On this website, you can see a photo of the four black markers at the ash pond near Krema II at Auschwitz-Birkenau:
http://www.thejewishweek.com/features/rabbis-world/yom-hashoah-reflections-2016-5776
I have a similar photo on my scrapbookpages.com website, which you can see below.

Black markers at Birkenau ash pond

My photo of the ruins of Krema II
My photo below shows the ruins of Krema II where the ash pond is located, although the ash pond is not shown in this view. The brick building in the background is the kitchen in the women’s camp.

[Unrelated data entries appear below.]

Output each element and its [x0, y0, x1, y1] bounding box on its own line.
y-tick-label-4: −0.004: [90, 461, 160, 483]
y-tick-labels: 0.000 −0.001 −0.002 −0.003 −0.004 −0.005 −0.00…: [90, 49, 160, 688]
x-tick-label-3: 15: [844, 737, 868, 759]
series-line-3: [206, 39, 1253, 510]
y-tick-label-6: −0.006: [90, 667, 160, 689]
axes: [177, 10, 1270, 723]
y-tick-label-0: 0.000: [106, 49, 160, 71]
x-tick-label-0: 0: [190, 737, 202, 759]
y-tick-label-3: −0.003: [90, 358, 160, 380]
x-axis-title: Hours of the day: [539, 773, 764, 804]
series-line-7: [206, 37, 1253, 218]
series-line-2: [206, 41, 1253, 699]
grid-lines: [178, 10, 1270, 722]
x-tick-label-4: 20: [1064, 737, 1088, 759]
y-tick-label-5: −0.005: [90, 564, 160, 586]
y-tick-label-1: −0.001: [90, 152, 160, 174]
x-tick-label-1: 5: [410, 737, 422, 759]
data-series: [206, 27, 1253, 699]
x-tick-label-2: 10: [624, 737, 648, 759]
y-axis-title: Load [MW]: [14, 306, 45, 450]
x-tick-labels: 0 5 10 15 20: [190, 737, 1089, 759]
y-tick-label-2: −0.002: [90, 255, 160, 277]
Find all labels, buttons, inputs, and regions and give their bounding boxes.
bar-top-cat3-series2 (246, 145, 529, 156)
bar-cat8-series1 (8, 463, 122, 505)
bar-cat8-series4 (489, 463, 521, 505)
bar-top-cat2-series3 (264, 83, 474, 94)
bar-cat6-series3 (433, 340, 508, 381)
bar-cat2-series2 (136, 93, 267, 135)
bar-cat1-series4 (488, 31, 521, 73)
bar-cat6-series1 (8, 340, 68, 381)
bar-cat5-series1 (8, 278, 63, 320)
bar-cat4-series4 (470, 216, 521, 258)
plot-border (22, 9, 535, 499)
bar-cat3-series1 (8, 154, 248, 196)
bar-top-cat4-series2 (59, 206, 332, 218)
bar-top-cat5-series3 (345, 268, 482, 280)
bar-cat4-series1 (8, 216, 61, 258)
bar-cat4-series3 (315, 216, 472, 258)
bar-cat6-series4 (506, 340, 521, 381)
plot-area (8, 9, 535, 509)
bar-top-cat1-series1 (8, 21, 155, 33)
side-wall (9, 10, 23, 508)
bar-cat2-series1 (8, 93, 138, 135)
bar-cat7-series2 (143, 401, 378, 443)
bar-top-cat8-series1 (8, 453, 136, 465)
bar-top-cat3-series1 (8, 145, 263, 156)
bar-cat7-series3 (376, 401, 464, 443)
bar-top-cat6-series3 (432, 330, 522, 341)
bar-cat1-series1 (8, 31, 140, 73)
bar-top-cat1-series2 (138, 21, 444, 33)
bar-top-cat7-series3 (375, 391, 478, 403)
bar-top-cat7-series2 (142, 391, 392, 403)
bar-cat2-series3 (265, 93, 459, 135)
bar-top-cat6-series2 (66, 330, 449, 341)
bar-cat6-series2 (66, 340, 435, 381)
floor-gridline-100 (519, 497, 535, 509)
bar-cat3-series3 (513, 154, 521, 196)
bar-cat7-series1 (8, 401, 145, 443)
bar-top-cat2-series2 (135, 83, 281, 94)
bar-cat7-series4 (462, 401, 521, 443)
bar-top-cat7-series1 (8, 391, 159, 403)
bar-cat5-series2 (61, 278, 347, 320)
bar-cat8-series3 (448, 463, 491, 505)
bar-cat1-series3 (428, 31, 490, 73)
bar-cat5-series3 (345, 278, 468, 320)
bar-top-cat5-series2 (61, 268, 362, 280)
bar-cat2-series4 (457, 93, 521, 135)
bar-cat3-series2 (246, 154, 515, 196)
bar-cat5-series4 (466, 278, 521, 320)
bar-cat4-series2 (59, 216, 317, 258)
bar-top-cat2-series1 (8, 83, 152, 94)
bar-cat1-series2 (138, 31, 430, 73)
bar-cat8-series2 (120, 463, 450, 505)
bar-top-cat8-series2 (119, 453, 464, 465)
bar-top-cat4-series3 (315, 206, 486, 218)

My photo of the ruins of Krema II
The following quote is from the news article in the link above:
Begin quote
For my column this week, I would like to share with you the comments I made at our synagogue’s annual Yom Hashoah program on Wednesday evening. They are, in every way, what I would want to say to all of you on this occasion…
If the Passover Haggadah, commemorating a historical event that took place thousands of years ago, drove our imaginations with four questions, a relatively meager text and some clever if enigmatic songs, then what might we possibly say about the Shoah that would be adequate to the task at hand?
The quick answer to that question is, of course, nothing– nothing at all. At the risk of descending quickly into cliché, there simply are no words that are adequate to the task of recounting the myriad horrors that were perpetrated by the Nazis and their sympathizers against our people, the Jewish people, simply because they were Jewish. That is the quickest answer to the question, and certainly the most accurate. The problem with it, however, is that saying “there’s nothing to say” says nothing, and the reason why we are here is because of the categorical imperative to say something– to remember what was done to us, and to pass those memories on. We may not be able to explain it, and certainly not understand it or even adequately describe it, but remembering the Shoah is not- cannot- be a silent activity. It demands words, poetry, music, prayer, and yes, silence – all of which we engage in this evening.
Read more at http://www.thejewishweek.com/features/rabbis-world/yom-hashoah-reflections-2016-5776#TjrEeoRTYFRhdDPh.99

My photo of another view of Krema II ruins
Krema II was constructed by the Huta Corporation, according to a design by Architect Georg Werkmann, which was modified by Walter Dejaco.
In 1972, Walter Dejaco was tried in a German court on a charge of aiding and abetting mass murder; he was acquitted of this charge. He claimed that he did not know that the morgue room, called Leichenkeller 1 on the building blueprint, was actually intended to be used as a gas chamber. The undressing room was called Leichenkeller 2 on the blueprint of the building. Leichenkeller is the German word for Corpse Cellar. On the blueprints of Krema IV and Krema V, also designed by Walter Dejaco, the gas chambers are called shower rooms.